A. Hausser Tenez-vous votre comptabilité à jour pour ce qui concerne vos signatures, avez-vous reçu l'état des lieux de...
- "Oui, oui, elles arrivent à bon rythme au Conseil constitutionnel."
Vous avez déjà les 500 ?
- "Non, pas encore. Mais c'est normal, parce qu'il y a des tas de gens qui n'ont pas encore définitivement envoyé leur parrainage. Donc, on les rappelle au téléphone et ça vient."
Pas de souci ?
- "Non, non, je n'ai pas d'inquiétude, rassurez-vous."
Bon, donc pas de pression ?
- "Non. C'est vrai que ce n'est pas si facile que ça, parce qu'il y a des tas de gens qui aimeraient qu'il y ait un seul candidat à droite, c'est clair. Mais je serai à l'arrivée."
Deux sondages, ce matin, qui retiennent l'attention. Le premier, du Parisien, fait par le CSA : 57 % des Français trouvent qu'il n'y a pas de différence entre les programmes de J. Chirac et L. Jospin. Deuxième, Libération, encore plus fort : 75 % des personnes interrogées disent qu'il n'y a pas de différence. Qu'est-ce que ça vous inspire ?
- "Non, je pense qu'il y a des différences, bien sûr. Mais ce n'est pas la peine de les exagérer artificiellement. J. Chirac et L. Jospin, pour des raisons similaires d'ailleurs, ont placé l'un et l'autre leur campagne au centre. Ce qui fait que, de mon point de vue, les propositions souvent sont trop timides, trop tièdes, très en retard par rapport à ce qu'il faudrait faire.
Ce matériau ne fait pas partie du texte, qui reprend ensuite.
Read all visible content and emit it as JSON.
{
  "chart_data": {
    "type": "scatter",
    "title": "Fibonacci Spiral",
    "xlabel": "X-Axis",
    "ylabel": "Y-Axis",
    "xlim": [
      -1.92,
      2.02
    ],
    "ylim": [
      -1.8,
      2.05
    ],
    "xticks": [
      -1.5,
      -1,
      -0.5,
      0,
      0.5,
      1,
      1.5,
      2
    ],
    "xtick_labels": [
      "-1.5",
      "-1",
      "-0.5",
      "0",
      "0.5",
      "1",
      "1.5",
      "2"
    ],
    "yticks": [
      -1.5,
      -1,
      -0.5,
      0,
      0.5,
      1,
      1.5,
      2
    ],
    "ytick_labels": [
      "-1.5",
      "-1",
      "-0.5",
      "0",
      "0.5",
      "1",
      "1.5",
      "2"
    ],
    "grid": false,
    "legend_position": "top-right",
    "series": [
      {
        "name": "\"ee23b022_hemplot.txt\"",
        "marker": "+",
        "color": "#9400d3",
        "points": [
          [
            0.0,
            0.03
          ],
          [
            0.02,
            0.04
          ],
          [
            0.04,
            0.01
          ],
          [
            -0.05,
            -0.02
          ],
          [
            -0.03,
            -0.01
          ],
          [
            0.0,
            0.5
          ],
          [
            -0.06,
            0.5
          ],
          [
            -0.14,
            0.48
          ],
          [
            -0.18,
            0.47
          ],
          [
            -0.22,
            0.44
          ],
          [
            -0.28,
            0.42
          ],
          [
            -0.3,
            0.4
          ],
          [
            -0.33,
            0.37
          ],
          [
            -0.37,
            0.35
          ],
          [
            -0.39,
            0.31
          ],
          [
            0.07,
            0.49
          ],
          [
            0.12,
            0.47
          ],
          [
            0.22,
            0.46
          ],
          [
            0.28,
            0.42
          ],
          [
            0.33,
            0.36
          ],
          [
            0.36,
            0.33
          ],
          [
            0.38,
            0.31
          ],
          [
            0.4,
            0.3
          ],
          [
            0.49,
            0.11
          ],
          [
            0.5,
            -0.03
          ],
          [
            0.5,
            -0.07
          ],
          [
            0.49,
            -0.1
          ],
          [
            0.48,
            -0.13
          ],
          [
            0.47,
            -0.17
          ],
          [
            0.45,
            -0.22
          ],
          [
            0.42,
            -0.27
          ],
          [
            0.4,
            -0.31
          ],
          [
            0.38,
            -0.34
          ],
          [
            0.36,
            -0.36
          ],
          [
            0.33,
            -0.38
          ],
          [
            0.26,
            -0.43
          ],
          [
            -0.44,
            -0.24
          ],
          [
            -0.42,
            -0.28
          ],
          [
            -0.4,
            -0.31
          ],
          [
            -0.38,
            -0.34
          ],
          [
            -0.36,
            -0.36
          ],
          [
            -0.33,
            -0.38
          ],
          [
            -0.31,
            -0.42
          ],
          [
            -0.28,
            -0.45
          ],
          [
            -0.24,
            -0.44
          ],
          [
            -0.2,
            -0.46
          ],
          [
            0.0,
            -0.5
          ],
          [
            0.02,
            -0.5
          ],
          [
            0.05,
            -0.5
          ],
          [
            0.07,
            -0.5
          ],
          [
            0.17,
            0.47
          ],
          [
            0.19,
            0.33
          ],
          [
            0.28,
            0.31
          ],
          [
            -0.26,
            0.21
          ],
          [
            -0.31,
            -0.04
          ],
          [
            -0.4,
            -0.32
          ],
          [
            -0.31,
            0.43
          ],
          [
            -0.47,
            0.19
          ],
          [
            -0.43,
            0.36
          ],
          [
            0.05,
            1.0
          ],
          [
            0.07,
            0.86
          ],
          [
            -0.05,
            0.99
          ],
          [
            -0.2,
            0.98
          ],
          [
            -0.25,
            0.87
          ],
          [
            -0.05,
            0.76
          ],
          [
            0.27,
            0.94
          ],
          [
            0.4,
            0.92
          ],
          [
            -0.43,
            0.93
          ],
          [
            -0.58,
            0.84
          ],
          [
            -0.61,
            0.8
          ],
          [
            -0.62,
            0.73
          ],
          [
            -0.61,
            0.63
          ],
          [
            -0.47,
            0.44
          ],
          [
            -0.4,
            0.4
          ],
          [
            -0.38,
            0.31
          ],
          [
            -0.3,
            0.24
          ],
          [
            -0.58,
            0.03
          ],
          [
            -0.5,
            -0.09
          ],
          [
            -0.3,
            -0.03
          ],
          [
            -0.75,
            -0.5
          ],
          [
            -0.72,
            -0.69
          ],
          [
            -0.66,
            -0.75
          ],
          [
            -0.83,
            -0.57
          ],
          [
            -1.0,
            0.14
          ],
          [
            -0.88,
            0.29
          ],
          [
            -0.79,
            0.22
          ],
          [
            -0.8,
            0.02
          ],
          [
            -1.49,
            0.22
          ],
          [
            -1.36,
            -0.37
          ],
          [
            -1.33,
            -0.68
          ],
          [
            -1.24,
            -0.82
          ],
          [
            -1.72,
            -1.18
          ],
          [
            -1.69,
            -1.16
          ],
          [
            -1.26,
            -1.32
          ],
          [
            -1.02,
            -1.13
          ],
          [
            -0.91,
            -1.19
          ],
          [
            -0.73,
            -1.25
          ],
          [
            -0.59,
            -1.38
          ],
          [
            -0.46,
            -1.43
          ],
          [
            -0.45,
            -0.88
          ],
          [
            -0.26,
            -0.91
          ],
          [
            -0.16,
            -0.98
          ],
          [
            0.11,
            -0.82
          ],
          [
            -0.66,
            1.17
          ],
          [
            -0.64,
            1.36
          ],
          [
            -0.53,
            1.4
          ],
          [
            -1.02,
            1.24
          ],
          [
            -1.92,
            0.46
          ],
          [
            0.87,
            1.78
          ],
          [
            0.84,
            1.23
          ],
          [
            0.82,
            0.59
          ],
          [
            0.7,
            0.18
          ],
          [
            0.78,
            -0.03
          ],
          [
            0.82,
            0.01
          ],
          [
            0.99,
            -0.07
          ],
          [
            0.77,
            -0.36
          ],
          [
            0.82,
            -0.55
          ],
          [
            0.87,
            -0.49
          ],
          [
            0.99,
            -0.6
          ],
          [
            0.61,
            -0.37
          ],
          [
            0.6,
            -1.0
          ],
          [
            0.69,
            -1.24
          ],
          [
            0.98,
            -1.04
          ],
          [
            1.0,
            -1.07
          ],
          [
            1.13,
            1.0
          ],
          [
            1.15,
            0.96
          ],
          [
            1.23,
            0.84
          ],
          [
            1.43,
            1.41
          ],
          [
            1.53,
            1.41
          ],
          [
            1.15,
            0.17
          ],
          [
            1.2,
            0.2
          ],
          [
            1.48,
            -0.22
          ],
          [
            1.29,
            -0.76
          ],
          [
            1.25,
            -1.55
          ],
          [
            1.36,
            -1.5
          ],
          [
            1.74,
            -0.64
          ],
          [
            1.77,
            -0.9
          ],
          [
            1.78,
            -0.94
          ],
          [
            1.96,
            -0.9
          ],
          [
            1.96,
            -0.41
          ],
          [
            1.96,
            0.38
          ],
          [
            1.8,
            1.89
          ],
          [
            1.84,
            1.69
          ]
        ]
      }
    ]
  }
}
Alors, ce n'est pas la peine de faire semblant non plus de s'affronter sur des tas de sujets. Sur la sécurité, les points de vue des uns et des autres se sont considérablement rapprochés..."
Y compris le vôtre...
- "Ecoutez, ce sont plutôt les autres qui se sont rapprochés de mon point de vue, puisque ça fait longtemps que, pour ma part, je dis : attention, on ne peut pas parler de sécurité si on ne donne pas d'abord des moyens très forts à la justice. Parce que..."
C'est vrai !
- "... parce que si la justice n'a pas les moyens de faire assurer le respect de la loi, ça ne sert à rien. Donc, il faut des centres pour les mineurs délinquants ; donc, il faut des moyens à la justice ; donc, il faut que les tribunaux puissent fonctionner, que les plaintes puissent être suivies etc. Donc, les programmes sont au fond assez similaires, sauf que, ni Chirac, ni à plus forte raison, L. Jospin, ne disent une chose extrêmement importante : il faut de nouvelles prisons, non seulement pour humaniser les prisons qui existent aujourd'hui, mais pour augmenter le nombre de place dans les prisons. Pourquoi ? Parce qu'à l'heure actuelle, vous avez souvent la moitié des peines ou le tiers des peines de prison qui sont prononcées, qui ne sont pas exécutées. Si vous ne changez rien à cela, ça ne sert à rien de parler d'impunité zéro, c'est du "bla-bla-bla", ça signifiera que demain, vous aurez toujours la moitié ou le tiers des peines de prison qui ne seront pas exécutées et il n'y aura pas d'impunité. Donc, voilà un exemple de différences, je crois. Et sur d'autres sujets, je souhaite aller beaucoup plus loin que ne vont et l'un et l'autre, même si, naturellement, mes propos sont beaucoup plus proches de ceux de J. Chirac que de ceux de L. Jospin. Parce que j'ai été très surpris du projet de L. Jospin, qui est un projet qui ne me paraît pas du niveau d'un candidat à l'élection présidentielle. Je prends juste un exemple : il y a une grande réforme de l'Etat à faire ; cette réforme de l'Etat passe par la régionalisation. Il n'y a pas une ligne, ou plus exactement si, il y a une ligne dans le programme de Jospin seulement sur la régionalisation. Alors que c'est la grande réforme, on a besoin pour décoincer, débloquer la France, d'une grande réforme régionale. C'est la raison pour laquelle, je propose une grande ambition, en faveur de vrais gouvernements régionaux, une grande réforme institutionnelle et constitutionnelle."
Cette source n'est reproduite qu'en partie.